Here are some examples to illustrate this concept:
Divorce Proceedings: Imagine a couple undergoing a contentious divorce. They own a valuable antique furniture collection and several joint bank accounts. To prevent either spouse from selling the furniture or emptying the bank accounts before the court can determine a fair division of marital assets, a judge might issue a bonis non amovendis order. This order legally binds both parties, ensuring the assets are preserved until the divorce settlement is finalized.
Estate Administration: When a person passes away, their estate goes through a process called probate. If there's a dispute among heirs regarding the validity of the will or the distribution of specific valuable items, such as rare coins or artwork, the court might issue a bonis non amovendis order to the executor. This prevents the executor from selling, moving, or distributing these particular items until the dispute among the heirs is resolved, thereby safeguarding the assets for their rightful beneficiaries.

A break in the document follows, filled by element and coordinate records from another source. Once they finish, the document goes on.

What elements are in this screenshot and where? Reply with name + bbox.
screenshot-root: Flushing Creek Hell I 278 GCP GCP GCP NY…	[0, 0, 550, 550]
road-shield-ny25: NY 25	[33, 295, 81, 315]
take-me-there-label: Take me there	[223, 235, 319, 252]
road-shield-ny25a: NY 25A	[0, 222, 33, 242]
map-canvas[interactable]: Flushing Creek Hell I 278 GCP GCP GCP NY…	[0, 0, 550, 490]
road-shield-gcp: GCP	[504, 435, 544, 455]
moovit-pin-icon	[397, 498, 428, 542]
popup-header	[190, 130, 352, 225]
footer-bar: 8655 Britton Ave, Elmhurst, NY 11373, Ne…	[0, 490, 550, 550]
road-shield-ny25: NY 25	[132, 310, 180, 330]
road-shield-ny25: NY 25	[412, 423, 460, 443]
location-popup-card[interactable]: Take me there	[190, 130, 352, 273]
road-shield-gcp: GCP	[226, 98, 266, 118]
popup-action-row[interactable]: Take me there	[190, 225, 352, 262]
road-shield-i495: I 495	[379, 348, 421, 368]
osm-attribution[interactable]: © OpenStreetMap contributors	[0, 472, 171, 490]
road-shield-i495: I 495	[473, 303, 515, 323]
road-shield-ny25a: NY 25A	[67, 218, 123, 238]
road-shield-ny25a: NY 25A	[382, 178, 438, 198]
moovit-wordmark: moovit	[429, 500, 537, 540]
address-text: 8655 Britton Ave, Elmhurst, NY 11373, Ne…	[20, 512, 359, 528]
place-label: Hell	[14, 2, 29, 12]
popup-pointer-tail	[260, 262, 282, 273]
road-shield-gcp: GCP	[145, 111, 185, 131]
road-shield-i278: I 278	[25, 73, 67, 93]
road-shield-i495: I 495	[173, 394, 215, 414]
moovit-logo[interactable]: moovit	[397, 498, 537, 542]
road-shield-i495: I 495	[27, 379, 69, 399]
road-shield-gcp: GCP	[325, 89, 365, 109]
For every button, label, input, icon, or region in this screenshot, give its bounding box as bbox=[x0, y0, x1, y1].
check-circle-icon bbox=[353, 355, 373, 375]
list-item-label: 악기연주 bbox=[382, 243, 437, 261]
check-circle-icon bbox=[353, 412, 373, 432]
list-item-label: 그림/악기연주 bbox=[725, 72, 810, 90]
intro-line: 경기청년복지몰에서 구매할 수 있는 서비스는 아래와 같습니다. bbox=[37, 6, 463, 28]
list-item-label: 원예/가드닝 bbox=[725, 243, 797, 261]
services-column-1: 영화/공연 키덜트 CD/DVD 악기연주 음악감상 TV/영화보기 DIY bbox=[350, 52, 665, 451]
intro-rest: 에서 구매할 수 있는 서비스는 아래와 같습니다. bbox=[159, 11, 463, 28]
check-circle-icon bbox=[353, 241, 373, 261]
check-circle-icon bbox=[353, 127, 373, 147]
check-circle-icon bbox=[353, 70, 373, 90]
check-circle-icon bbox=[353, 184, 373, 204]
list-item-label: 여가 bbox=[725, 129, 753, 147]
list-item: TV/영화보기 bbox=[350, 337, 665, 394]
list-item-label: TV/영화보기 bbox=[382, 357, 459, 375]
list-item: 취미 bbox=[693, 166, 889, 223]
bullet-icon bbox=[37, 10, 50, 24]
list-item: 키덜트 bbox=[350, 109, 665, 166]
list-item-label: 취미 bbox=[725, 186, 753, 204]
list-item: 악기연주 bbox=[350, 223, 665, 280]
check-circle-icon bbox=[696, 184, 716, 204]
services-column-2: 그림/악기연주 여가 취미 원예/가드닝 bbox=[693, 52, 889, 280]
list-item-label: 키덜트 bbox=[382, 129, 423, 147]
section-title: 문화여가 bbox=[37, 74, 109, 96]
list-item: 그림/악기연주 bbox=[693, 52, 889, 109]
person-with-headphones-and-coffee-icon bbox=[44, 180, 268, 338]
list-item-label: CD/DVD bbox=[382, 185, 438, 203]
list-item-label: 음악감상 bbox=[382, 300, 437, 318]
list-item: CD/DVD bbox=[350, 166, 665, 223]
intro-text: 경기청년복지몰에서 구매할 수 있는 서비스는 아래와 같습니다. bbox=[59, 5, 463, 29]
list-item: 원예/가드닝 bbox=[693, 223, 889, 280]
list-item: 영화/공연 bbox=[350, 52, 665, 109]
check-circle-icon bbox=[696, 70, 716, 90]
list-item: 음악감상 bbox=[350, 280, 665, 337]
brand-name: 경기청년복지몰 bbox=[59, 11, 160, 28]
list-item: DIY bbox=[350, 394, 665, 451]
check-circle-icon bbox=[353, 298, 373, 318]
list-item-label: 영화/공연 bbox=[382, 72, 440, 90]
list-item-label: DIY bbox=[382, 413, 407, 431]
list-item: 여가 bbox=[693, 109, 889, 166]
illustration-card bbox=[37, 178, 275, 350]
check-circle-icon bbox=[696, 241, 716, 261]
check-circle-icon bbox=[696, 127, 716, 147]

Debt Collection: A business might owe a significant sum of money to a supplier, and the supplier has obtained a court judgment for the debt. If the supplier suspects the debtor business is attempting to sell off its valuable equipment or inventory to avoid paying the judgment, the court could issue a bonis non amovendis order. This order would legally prevent the debtor from selling or moving those specific assets, allowing the supplier an opportunity to seize them later to satisfy the outstanding debt.
Simple Definition
Bonis non amovendis is a Latin legal term for a court order or writ. It prohibits the removal or transfer of specific goods or assets. This measure is typically taken to preserve the assets and ensure they remain available for a legal claim or during ongoing litigation.